3 – Développer des cursus post-licence – masters et doctorats – qui soient la marque des universités

Si l’autonomie pédagogique au niveau licence permet de gérer la diversité des parcours, aux niveaux master et doctorat, elle permet de valoriser les atouts scientifiques spécifiques de chaque université.

Au nom d’une meilleure lisibilité des diplômes, le ministère a imposé un éventail complet de dénominations pour l’ensemble des mentions, chaque université, ou site, devant ensuite solliciter une « accréditation » pour ouvrir des formations dans ces différents champs disciplinaires. Au lieu de proposer des domaines génériques devant permettre cette meilleure visibilité nationale des formations, et permettre aux établissements de décliner leur offre dans ces différents champs, ce cadrage a, dans certaines disciplines, enrégimenté des masters dans un cadre réglementaire contraint : à quoi sert de vouloir à tout prix uniformiser, raboter l’originalité et gâcher par des intitulés rigides des années d’efforts ? Cela revient à nier tout le travail d’enseignants-chercheurs qui ont creusé patiemment des sillons, là où au contraire il conviendrait de valoriser un investissement dont ils peuvent être légitimement fiers.

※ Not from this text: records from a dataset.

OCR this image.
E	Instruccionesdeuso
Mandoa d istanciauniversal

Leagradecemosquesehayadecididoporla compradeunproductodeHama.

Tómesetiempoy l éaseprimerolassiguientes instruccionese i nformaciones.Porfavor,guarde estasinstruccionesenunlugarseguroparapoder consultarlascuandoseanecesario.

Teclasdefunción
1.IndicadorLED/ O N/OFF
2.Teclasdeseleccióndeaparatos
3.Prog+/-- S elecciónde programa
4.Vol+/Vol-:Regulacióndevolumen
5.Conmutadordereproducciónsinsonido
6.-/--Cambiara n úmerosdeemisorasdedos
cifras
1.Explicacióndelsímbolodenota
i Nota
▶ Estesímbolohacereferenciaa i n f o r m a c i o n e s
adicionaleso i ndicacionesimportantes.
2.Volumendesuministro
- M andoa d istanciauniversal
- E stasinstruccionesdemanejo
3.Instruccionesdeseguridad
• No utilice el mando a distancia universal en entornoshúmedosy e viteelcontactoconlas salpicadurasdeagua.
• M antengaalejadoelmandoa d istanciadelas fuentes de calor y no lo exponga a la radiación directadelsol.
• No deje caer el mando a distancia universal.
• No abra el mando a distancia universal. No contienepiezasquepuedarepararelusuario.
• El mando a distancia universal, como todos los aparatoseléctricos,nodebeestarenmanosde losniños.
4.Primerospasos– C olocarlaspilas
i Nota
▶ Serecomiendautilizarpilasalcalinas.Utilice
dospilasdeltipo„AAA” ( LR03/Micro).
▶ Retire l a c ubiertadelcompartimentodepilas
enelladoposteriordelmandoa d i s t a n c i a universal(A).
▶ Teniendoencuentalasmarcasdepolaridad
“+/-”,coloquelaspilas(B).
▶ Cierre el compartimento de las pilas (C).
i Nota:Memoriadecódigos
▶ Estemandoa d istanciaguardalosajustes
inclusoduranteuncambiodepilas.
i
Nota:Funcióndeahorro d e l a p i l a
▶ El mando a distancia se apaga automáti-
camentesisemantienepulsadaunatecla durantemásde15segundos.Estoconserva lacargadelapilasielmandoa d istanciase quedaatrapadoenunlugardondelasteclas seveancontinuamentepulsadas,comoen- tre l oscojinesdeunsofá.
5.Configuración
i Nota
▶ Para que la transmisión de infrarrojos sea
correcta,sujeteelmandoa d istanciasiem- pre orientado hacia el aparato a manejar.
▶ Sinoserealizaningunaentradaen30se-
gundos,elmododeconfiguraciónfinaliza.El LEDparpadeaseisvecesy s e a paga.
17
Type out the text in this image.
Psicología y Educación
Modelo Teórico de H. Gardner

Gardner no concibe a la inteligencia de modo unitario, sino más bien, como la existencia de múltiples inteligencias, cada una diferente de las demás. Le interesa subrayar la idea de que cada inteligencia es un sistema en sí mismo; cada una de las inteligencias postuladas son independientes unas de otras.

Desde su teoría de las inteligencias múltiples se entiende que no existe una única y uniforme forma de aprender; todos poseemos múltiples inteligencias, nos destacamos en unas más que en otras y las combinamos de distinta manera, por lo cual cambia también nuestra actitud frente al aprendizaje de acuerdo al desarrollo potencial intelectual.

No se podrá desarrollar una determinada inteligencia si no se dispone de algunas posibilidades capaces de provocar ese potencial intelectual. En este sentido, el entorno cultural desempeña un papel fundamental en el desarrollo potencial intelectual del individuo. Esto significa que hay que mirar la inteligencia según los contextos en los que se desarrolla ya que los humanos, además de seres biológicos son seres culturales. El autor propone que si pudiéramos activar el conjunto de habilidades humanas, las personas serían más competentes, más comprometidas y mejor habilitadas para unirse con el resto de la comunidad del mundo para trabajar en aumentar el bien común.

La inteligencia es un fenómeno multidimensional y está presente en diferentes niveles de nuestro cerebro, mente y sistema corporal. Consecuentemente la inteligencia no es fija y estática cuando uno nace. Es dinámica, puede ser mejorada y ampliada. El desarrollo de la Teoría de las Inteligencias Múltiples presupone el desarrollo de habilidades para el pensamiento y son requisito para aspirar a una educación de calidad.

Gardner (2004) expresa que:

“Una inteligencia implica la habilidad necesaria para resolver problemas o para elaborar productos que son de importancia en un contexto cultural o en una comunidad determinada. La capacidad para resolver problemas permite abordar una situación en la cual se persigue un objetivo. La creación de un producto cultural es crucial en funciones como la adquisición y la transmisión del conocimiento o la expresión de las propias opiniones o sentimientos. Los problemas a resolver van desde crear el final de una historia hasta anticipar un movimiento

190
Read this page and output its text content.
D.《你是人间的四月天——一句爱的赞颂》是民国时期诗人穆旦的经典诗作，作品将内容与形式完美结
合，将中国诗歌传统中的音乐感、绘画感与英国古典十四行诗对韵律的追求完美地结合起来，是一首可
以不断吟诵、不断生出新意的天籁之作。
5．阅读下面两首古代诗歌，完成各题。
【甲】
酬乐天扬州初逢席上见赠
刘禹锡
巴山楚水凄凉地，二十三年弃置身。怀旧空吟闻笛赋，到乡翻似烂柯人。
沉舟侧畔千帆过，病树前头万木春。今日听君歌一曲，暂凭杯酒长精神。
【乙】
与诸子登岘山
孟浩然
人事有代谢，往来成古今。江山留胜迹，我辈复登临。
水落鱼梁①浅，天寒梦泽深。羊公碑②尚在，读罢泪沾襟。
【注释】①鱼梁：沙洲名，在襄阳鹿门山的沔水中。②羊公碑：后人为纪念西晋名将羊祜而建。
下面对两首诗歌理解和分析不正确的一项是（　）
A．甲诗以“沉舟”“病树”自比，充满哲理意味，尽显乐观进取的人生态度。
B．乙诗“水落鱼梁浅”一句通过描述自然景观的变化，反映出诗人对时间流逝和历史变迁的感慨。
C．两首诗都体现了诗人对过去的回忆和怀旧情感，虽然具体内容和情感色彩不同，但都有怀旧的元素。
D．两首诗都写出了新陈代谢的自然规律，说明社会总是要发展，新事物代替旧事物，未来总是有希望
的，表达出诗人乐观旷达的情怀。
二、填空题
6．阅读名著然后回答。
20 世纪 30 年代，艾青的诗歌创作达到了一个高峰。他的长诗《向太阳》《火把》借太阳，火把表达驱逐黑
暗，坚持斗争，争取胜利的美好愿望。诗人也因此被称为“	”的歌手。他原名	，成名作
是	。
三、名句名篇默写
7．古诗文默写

Au contraire, l’offre de masters doit permettre aux universités de valoriser leurs forces distinctives, fondées sur un potentiel propre et aussi une image qu’elles ont su imposer au cours du temps. Ce qui fait la valeur d’un diplôme, c’est le potentiel scientifique de l’université qui le délivre, et plus particulièrement sa réputation dans le ou les domaine(s) disciplinaire(s) concerné(s), la qualité de la formation, et pas la dénomination spécifique de la spécialité suivie par l’étudiant.

Comme dans tous les pays comparables au notre, les universités doivent être libres de créer leurs cursus de masters, d’en faire de vrais cursus intégrés de 120 crédits européens et non pas de deux fois un an (ce qu’on appelle aujourd’hui à tort M1 et M2) et de recruter leurs étudiants selon les règles qu’elles définissent de façon autonome.

En outre, si elles le souhaitent, les universités doivent pouvoir organiser une offre thématique rassemblant masters et doctorats dans de vraies « écoles universitaires de recherche » puissantes et étroitement liées, à chaque fois que possible, aux organismes de recherche et aux écoles. Ce serait faire « d’une pierre quatre coups » : valoriser leurs atouts les plus forts, améliorer la visibilité et l’attractivité nationale et internationale, renforcer puissamment le partenariat organismes – établissements d’enseignement supérieur, créer un modèle français de «  graduate schools  ».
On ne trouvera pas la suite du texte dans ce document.